The study could upend the treatment guidelines for tens of thousands of Americans who must take anti-clotting drugs for their hearts but are prone to gastrointestinal problems.
"These are very surprising findings, because the conventional wisdom is that Plavix is a GI-safe medicine -- or I should say 'has been' a GI-safe medicine," said Dr. Byron Cryer of the University of Texas Southwestern Medical School and Veterans Affairs hospital in Dallas.
He said he has stopped prescribing Plavix to his own patients who have a high risk of ulcers, but believes the drug is still OK for others. He said the U.S. guidelines for Plavix should be re-evaluated in light of the findings.

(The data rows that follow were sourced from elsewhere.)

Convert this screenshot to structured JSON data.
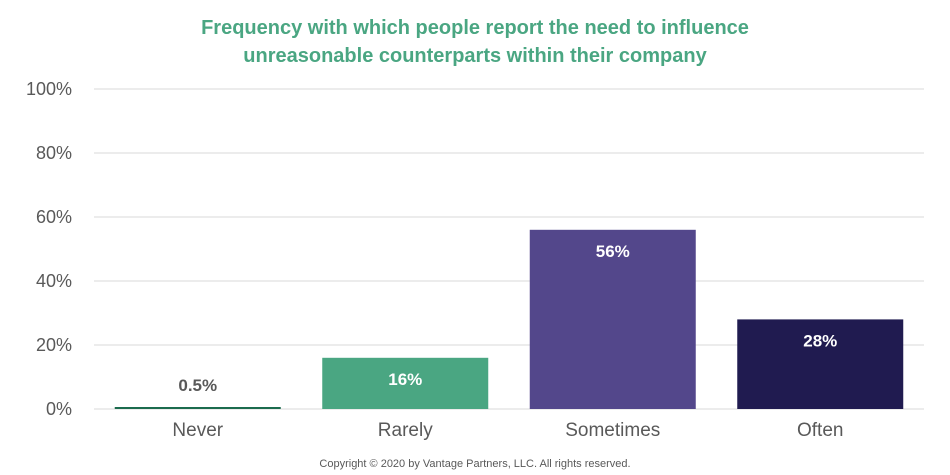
{
  "chart_data": {
    "type": "bar",
    "title_lines": [
      "Frequency with which people report the need to influence",
      "unreasonable counterparts within their company"
    ],
    "categories": [
      "Never",
      "Rarely",
      "Sometimes",
      "Often"
    ],
    "values": [
      0.5,
      16,
      56,
      28
    ],
    "data_labels": [
      "0.5%",
      "16%",
      "56%",
      "28%"
    ],
    "bar_colors": [
      "#1b6b4e",
      "#4aa682",
      "#53478b",
      "#201b50"
    ],
    "label_colors": [
      "#595959",
      "#ffffff",
      "#ffffff",
      "#ffffff"
    ],
    "label_inside": [
      false,
      true,
      true,
      true
    ],
    "ylim": [
      0,
      100
    ],
    "yticks": [
      0,
      20,
      40,
      60,
      80,
      100
    ],
    "ytick_labels": [
      "0%",
      "20%",
      "40%",
      "60%",
      "80%",
      "100%"
    ],
    "grid": true,
    "xlabel": "",
    "ylabel": ""
  },
  "colors": {
    "title": "#4aa682",
    "gridline": "#d9d9d9",
    "axis_text": "#595959"
  },
  "footer": {
    "copyright": "Copyright © 2020 by Vantage Partners, LLC. All rights reserved."
  }
}
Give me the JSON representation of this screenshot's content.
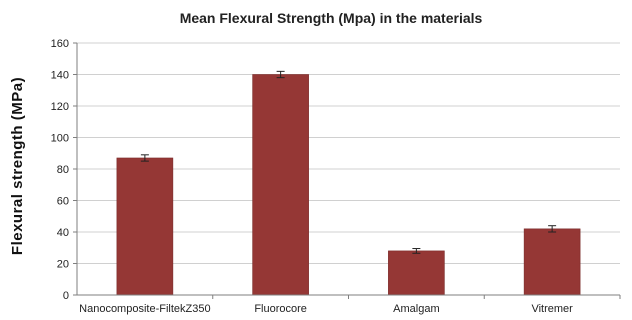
{
  "chart_data": {
    "type": "bar",
    "title": "Mean Flexural Strength (Mpa) in the materials",
    "xlabel": "",
    "ylabel": "Flexural strength (MPa)",
    "categories": [
      "Nanocomposite-FiltekZ350",
      "Fluorocore",
      "Amalgam",
      "Vitremer"
    ],
    "values": [
      87,
      140,
      28,
      42
    ],
    "error": [
      2,
      2,
      1.5,
      2
    ],
    "ylim": [
      0,
      160
    ],
    "yticks": [
      0,
      20,
      40,
      60,
      80,
      100,
      120,
      140,
      160
    ],
    "grid": true,
    "legend": "none",
    "colors": {
      "bar": "#953735",
      "bar_edge": "#7a2b2a"
    }
  }
}
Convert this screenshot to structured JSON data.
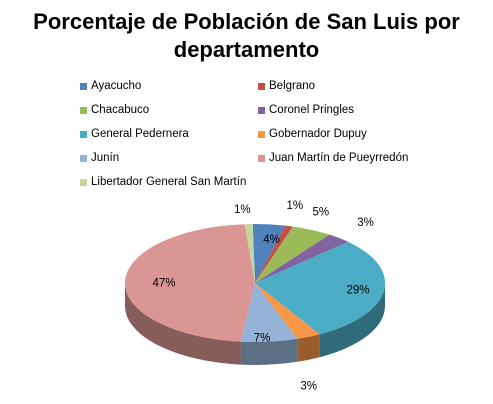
{
  "chart_data": {
    "type": "pie",
    "title": "Porcentaje de Población de San Luis por departamento",
    "title_lines": [
      "Porcentaje de Población de San Luis por",
      "departamento"
    ],
    "categories": [
      "Ayacucho",
      "Belgrano",
      "Chacabuco",
      "Coronel Pringles",
      "General Pedernera",
      "Gobernador Dupuy",
      "Junín",
      "Juan Martín de Pueyrredón",
      "Libertador General San Martín"
    ],
    "values": [
      4,
      1,
      5,
      3,
      29,
      3,
      7,
      47,
      1
    ],
    "data_labels": [
      "4%",
      "1%",
      "5%",
      "3%",
      "29%",
      "3%",
      "7%",
      "47%",
      "1%"
    ],
    "colors": [
      "#4F81BD",
      "#C0504D",
      "#9BBB59",
      "#8064A2",
      "#4BACC6",
      "#F79646",
      "#95B3D7",
      "#D99694",
      "#C3D69B"
    ],
    "legend_position": "top",
    "style": "3d"
  }
}
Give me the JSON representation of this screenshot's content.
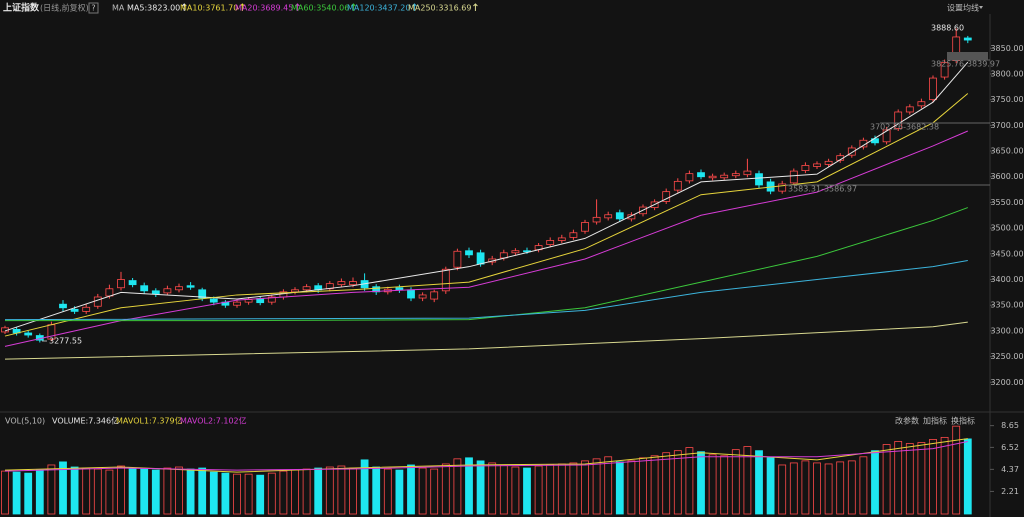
{
  "chart_data": [
    {
      "type": "candlestick",
      "title": "上证指数",
      "subtitle": "(日线,前复权)",
      "help": "?",
      "ma_label": "MA",
      "settings": "设置均线",
      "up_color": "#ff4a4a",
      "down_color": "#1ee6f0",
      "open": [
        3298,
        3303,
        3296,
        3291,
        3284,
        3352,
        3342,
        3338,
        3348,
        3368,
        3384,
        3398,
        3388,
        3378,
        3374,
        3380,
        3388,
        3380,
        3362,
        3356,
        3350,
        3356,
        3363,
        3356,
        3366,
        3376,
        3380,
        3388,
        3382,
        3390,
        3390,
        3398,
        3386,
        3376,
        3384,
        3380,
        3364,
        3362,
        3378,
        3424,
        3456,
        3452,
        3434,
        3442,
        3452,
        3456,
        3458,
        3468,
        3476,
        3482,
        3494,
        3512,
        3520,
        3530,
        3518,
        3528,
        3540,
        3552,
        3574,
        3592,
        3608,
        3598,
        3598,
        3602,
        3604,
        3606,
        3590,
        3572,
        3588,
        3612,
        3620,
        3624,
        3632,
        3642,
        3658,
        3674,
        3668,
        3694,
        3726,
        3738,
        3750,
        3794,
        3826,
        3870
      ],
      "high": [
        3310,
        3307,
        3300,
        3295,
        3318,
        3360,
        3348,
        3352,
        3372,
        3390,
        3415,
        3403,
        3394,
        3383,
        3388,
        3392,
        3395,
        3384,
        3367,
        3360,
        3360,
        3366,
        3368,
        3371,
        3381,
        3385,
        3391,
        3393,
        3397,
        3402,
        3404,
        3412,
        3391,
        3386,
        3390,
        3385,
        3375,
        3380,
        3425,
        3460,
        3462,
        3458,
        3446,
        3458,
        3461,
        3462,
        3471,
        3482,
        3487,
        3497,
        3516,
        3556,
        3532,
        3536,
        3531,
        3546,
        3556,
        3577,
        3597,
        3612,
        3614,
        3606,
        3608,
        3612,
        3635,
        3612,
        3596,
        3592,
        3616,
        3628,
        3630,
        3635,
        3646,
        3661,
        3676,
        3680,
        3697,
        3731,
        3741,
        3752,
        3797,
        3828,
        3888.6,
        3874
      ],
      "low": [
        3294,
        3291,
        3287,
        3277.55,
        3280,
        3338,
        3333,
        3333,
        3343,
        3363,
        3379,
        3385,
        3372,
        3366,
        3369,
        3375,
        3380,
        3358,
        3350,
        3345,
        3345,
        3351,
        3350,
        3351,
        3361,
        3371,
        3375,
        3374,
        3377,
        3385,
        3385,
        3378,
        3370,
        3371,
        3374,
        3358,
        3358,
        3356,
        3372,
        3418,
        3442,
        3425,
        3428,
        3437,
        3447,
        3450,
        3453,
        3463,
        3471,
        3477,
        3489,
        3507,
        3515,
        3512,
        3513,
        3523,
        3535,
        3547,
        3569,
        3587,
        3595,
        3593,
        3593,
        3597,
        3599,
        3578,
        3566,
        3567,
        3583,
        3607,
        3615,
        3619,
        3627,
        3637,
        3653,
        3661,
        3663,
        3689,
        3721,
        3733,
        3745,
        3789,
        3821,
        3860
      ],
      "close": [
        3306,
        3296,
        3292,
        3282,
        3312,
        3345,
        3338,
        3346,
        3366,
        3382,
        3400,
        3390,
        3378,
        3372,
        3382,
        3386,
        3385,
        3364,
        3356,
        3350,
        3356,
        3361,
        3355,
        3366,
        3376,
        3380,
        3386,
        3380,
        3392,
        3396,
        3396,
        3384,
        3376,
        3381,
        3380,
        3364,
        3370,
        3376,
        3420,
        3455,
        3448,
        3430,
        3440,
        3452,
        3456,
        3455,
        3466,
        3476,
        3481,
        3491,
        3511,
        3521,
        3526,
        3518,
        3526,
        3541,
        3551,
        3571,
        3591,
        3606,
        3600,
        3601,
        3603,
        3606,
        3611,
        3584,
        3572,
        3586,
        3611,
        3622,
        3625,
        3630,
        3641,
        3656,
        3671,
        3666,
        3691,
        3726,
        3736,
        3746,
        3792,
        3822,
        3872,
        3866
      ],
      "series": [
        {
          "name": "MA5:3823.00",
          "color": "#e8e8e8",
          "x": [
            0,
            10,
            20,
            30,
            40,
            50,
            60,
            70,
            80,
            83
          ],
          "values": [
            3300,
            3375,
            3362,
            3388,
            3425,
            3480,
            3590,
            3605,
            3745,
            3823
          ]
        },
        {
          "name": "MA10:3761.70",
          "color": "#e6d43c",
          "x": [
            0,
            10,
            20,
            30,
            40,
            50,
            60,
            70,
            80,
            83
          ],
          "values": [
            3290,
            3345,
            3370,
            3380,
            3395,
            3460,
            3565,
            3590,
            3705,
            3762
          ]
        },
        {
          "name": "MA20:3689.45",
          "color": "#d63cd6",
          "x": [
            0,
            10,
            20,
            30,
            40,
            50,
            60,
            70,
            80,
            83
          ],
          "values": [
            3270,
            3320,
            3360,
            3375,
            3385,
            3440,
            3525,
            3570,
            3660,
            3689
          ]
        },
        {
          "name": "MA60:3540.06",
          "color": "#3cc83c",
          "x": [
            0,
            20,
            40,
            50,
            60,
            70,
            80,
            83
          ],
          "values": [
            3320,
            3320,
            3322,
            3345,
            3395,
            3445,
            3515,
            3540
          ]
        },
        {
          "name": "MA120:3437.20",
          "color": "#3cb4dc",
          "x": [
            0,
            40,
            50,
            60,
            70,
            80,
            83
          ],
          "values": [
            3322,
            3325,
            3340,
            3375,
            3400,
            3425,
            3437
          ]
        },
        {
          "name": "MA250:3316.69",
          "color": "#d8d890",
          "x": [
            0,
            40,
            60,
            80,
            83
          ],
          "values": [
            3245,
            3265,
            3285,
            3308,
            3317
          ]
        }
      ],
      "annotations": [
        "3888.60",
        "3825.76-3839.97",
        "3702.26-3682.38",
        "3583.31-3586.97",
        "3277.55"
      ],
      "ylim": [
        3150,
        3905
      ],
      "yticks": [
        {
          "value": 3200,
          "label": "3200.00"
        },
        {
          "value": 3250,
          "label": "3250.00"
        },
        {
          "value": 3300,
          "label": "3300.00"
        },
        {
          "value": 3350,
          "label": "3350.00"
        },
        {
          "value": 3400,
          "label": "3400.00"
        },
        {
          "value": 3450,
          "label": "3450.00"
        },
        {
          "value": 3500,
          "label": "3500.00"
        },
        {
          "value": 3550,
          "label": "3550.00"
        },
        {
          "value": 3600,
          "label": "3600.00"
        },
        {
          "value": 3650,
          "label": "3650.00"
        },
        {
          "value": 3700,
          "label": "3700.00"
        },
        {
          "value": 3750,
          "label": "3750.00"
        },
        {
          "value": 3800,
          "label": "3800.00"
        },
        {
          "value": 3850,
          "label": "3850.00"
        }
      ]
    },
    {
      "type": "bar",
      "title": "VOL(5,10)",
      "latest": "VOLUME:7.346亿",
      "buttons": [
        "改参数",
        "加指标",
        "换指标"
      ],
      "values": [
        4.2,
        4.1,
        4.0,
        4.3,
        4.8,
        5.1,
        4.6,
        4.5,
        4.4,
        4.3,
        4.7,
        4.5,
        4.4,
        4.3,
        4.5,
        4.6,
        4.4,
        4.5,
        4.1,
        4.0,
        3.9,
        3.9,
        3.8,
        4.0,
        4.2,
        4.3,
        4.4,
        4.5,
        4.6,
        4.7,
        4.5,
        5.3,
        4.6,
        4.4,
        4.3,
        4.8,
        4.5,
        4.4,
        4.9,
        5.4,
        5.5,
        5.2,
        5.0,
        4.8,
        4.6,
        4.5,
        4.7,
        4.8,
        4.9,
        5.0,
        5.2,
        5.4,
        5.6,
        5.1,
        5.2,
        5.5,
        5.7,
        6.0,
        6.2,
        6.5,
        6.1,
        5.8,
        5.7,
        6.3,
        6.6,
        6.2,
        5.5,
        4.8,
        5.0,
        5.2,
        5.0,
        4.9,
        5.1,
        5.2,
        5.6,
        6.2,
        6.8,
        7.1,
        6.9,
        7.0,
        7.3,
        7.5,
        8.6,
        7.35
      ],
      "series": [
        {
          "name": "MAVOL1:7.379亿",
          "color": "#e6d43c",
          "x": [
            0,
            10,
            20,
            30,
            40,
            50,
            60,
            70,
            80,
            83
          ],
          "values": [
            4.3,
            4.6,
            4.1,
            4.5,
            4.8,
            4.9,
            6.0,
            5.3,
            6.9,
            7.379
          ]
        },
        {
          "name": "MAVOL2:7.102亿",
          "color": "#d63cd6",
          "x": [
            0,
            10,
            20,
            30,
            40,
            50,
            60,
            70,
            80,
            83
          ],
          "values": [
            4.2,
            4.5,
            4.3,
            4.4,
            4.7,
            4.8,
            5.6,
            5.6,
            6.4,
            7.102
          ]
        }
      ],
      "ylim": [
        0,
        9.3
      ],
      "yticks": [
        2.21,
        4.37,
        6.52,
        8.65
      ]
    }
  ]
}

He wrote an editorial to accompany the study, published in today's New England Journal of Medicine.
The findings, reached by Hong Kong researchers, come as a surprise because Plavix was gentle on the stomach in previous testing. However, the patients in earlier research had a normal ulcer risk overall. This study was the first one to look at patients who had already had an ulcer.
An estimated 50 million Americans take aspirin, the inexpensive old standby, to ward off heart attacks and strokes. But aspirin can cause bleeding, ulcers or other stomach problems in perhaps a third of users.